No. 18 – San Diego State Aztecs
- Position: Wide receiver
- Class: Redshirt Senior

Personal information
- Listed height: 6 ft 1 in (1.85 m)
- Listed weight: 190 lb (86 kg)

Career information
- High school: Lake Oswego (Lake Oswego, Oregon)
- College: Oregon (2022–2025); San Diego State (2026–present);
- Stats at ESPN

= Justius Lowe =

American football player

Justius Lowe is an American college football wide receiver for the San Diego State Aztecs. He previously played for the Oregon Ducks.

==Early life==
Lowe attended Lake Oswego High School in Lake Oswego, Oregon. He was rated as a three-star recruit, and committed to play college football for the Oregon Ducks over offers from schools such as Arizona, Arizona State, Colorado, Florida, Notre Dame, Oregon State, and USC.

==College career==
===Oregon===
During his first two collegiate seasons in 2022 and 2023, he was redshirted while appearing in just four games.

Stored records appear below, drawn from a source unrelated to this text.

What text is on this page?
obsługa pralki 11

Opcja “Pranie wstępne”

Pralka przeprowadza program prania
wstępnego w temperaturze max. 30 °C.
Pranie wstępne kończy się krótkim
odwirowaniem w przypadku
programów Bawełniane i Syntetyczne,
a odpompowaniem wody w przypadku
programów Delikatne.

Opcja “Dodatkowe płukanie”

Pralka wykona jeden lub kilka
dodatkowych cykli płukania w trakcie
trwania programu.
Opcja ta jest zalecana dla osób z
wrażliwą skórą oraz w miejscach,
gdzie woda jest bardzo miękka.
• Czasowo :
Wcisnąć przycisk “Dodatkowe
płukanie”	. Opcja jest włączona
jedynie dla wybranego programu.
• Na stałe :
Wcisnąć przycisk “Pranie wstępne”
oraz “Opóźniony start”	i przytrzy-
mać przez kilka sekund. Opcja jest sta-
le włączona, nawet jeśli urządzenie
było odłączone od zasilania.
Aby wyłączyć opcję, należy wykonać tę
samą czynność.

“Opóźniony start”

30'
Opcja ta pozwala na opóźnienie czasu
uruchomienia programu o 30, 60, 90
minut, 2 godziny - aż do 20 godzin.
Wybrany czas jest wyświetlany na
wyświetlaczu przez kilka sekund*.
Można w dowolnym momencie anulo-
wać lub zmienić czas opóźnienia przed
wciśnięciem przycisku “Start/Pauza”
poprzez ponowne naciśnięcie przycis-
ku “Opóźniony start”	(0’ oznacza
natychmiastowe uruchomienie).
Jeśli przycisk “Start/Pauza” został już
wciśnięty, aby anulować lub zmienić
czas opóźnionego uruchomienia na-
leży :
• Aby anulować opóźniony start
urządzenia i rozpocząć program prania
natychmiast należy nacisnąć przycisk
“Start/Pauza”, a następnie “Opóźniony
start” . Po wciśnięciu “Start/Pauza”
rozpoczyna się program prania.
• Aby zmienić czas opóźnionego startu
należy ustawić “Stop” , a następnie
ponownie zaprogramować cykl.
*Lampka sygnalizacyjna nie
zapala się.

In week 7 of the 2024 season, Lowe played a career-high 44 snaps and made one catch for nine yards in a win over Ohio State. In week 8, he made his first career start, recording two receptions for 28 yards in a win versus Purdue. In week 9, Lowe hauled in his first career touchdown reception in a win over Illinois. In week 12, he suffered an injury which caused him to miss the regular season finale and the 2024 Big Ten Football Championship Game. Lowe finished the 2024 season with 21 receptions for 203 yards and a touchdown in 11 games played.

On December 17, 2025, Lowe announced that he would enter the transfer portal.

=== San Diego State ===
On January 13, 2026, Lowe announced that he would transfer to San Diego State.